To those who have always known how their lives began, it’s easy to take for granted that they can know seemingly mundane details about their beginnings. They can forget how meaningful it is to know that their own mothers held them and nursed them in those first days. They can forget how significant it is to be able to know that they were kissed and caressed by the one who gave them birth. Such details are nothing noteworthy or unique to them, because they have always been assumed.

But to people like me, it is precious, painful treasure. To people like me, it is knowledge that is not so easily assumed but rather questioned and received with angst and hopeful tears.

To discover that I was born by Caesarean is like a golden shard lodged in my throat. To learn for the first time that my Omma and I actually spent the first five days of my life together, as she recovered, is like rubbing jagged jewels in my eyes. Discovering that she nursed me during our brief time together is like a bittersweet elixir sinking into my stomach with the weight of an anvil.

Knowing that we had any time together at all—no matter how short or brief those moments —blankets me as though I am both cold and hot.

And there are deep, secret thoughts that she uttered with her written words that I am not inclined to share.

But to those who would say that the only women who relinquish their children are those who have brought it upon themselves, I would first want to shake you with tears of sorrow and grief choking my rage, pleading with you to open your eyes and mind and heart. But I know that you would not hear me. I know that you would simply dismiss me as crazed and unenlightened. I know that my Omma’s story, my Omma’s truth would mean nothing to you, because she is only one woman, only one person. And it seems that one is never enough to convince the many.
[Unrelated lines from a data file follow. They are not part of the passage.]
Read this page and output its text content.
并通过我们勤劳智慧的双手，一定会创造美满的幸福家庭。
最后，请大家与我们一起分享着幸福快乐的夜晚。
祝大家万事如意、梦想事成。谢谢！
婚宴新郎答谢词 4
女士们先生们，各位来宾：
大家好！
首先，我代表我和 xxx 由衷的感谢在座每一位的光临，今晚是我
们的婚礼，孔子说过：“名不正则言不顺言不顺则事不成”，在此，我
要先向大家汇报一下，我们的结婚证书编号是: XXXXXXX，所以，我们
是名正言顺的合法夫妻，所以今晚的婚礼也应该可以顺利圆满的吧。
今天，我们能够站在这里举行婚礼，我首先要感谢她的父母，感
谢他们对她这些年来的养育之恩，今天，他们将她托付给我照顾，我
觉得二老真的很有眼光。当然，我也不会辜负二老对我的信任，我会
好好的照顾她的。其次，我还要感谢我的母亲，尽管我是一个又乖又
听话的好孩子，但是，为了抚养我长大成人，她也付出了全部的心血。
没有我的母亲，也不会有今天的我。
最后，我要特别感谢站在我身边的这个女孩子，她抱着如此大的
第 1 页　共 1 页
Instead, life after life must be forfeited until the trail is a grave of losses and sorrows upon sorrows. And even then, the world may continue to pass by, muttering exceptions and rationalizations as it steps over those who have tried time and time again to rise up, but have found no one to believe in them.

It is not to say that there are not those who have been so willing to reach out and grasp onto to those who cannot make it alone. But there are still those who remain ignored and despised.

My Omma has had to endure such a life.

Of course, she is not perfect. She has not lived a blameless life. But who of us has?

If only the world had been so willing to believe in her as it had been so willing to believe in me. The world saw me as a helpless, innocent child, with no responsibility for the situation thrust upon me. But, ultimately, not one of us is innocent. And ultimately, we all long for mercy rather than judgment.

So, now, every time I feel my son moving in my womb, every time I touch my hand to my abdomen—taut and hard—to feel him pressing against it with a tiny foot or the crown of his head, I think of my Omma. I think of all her sorrow, all her grief, all the pain that she has endured year after year, day after day—a grief and sorrow that both assails and comforts me, because I know, at least I hope I know, that neither my son nor I will ever have to suffer such a fate. And this gives me both a sadness and a pleasure that by knowing the suffering that my Omma and I share, our son will be able to know a depth of wholeness that neither my Omma nor I have ever known.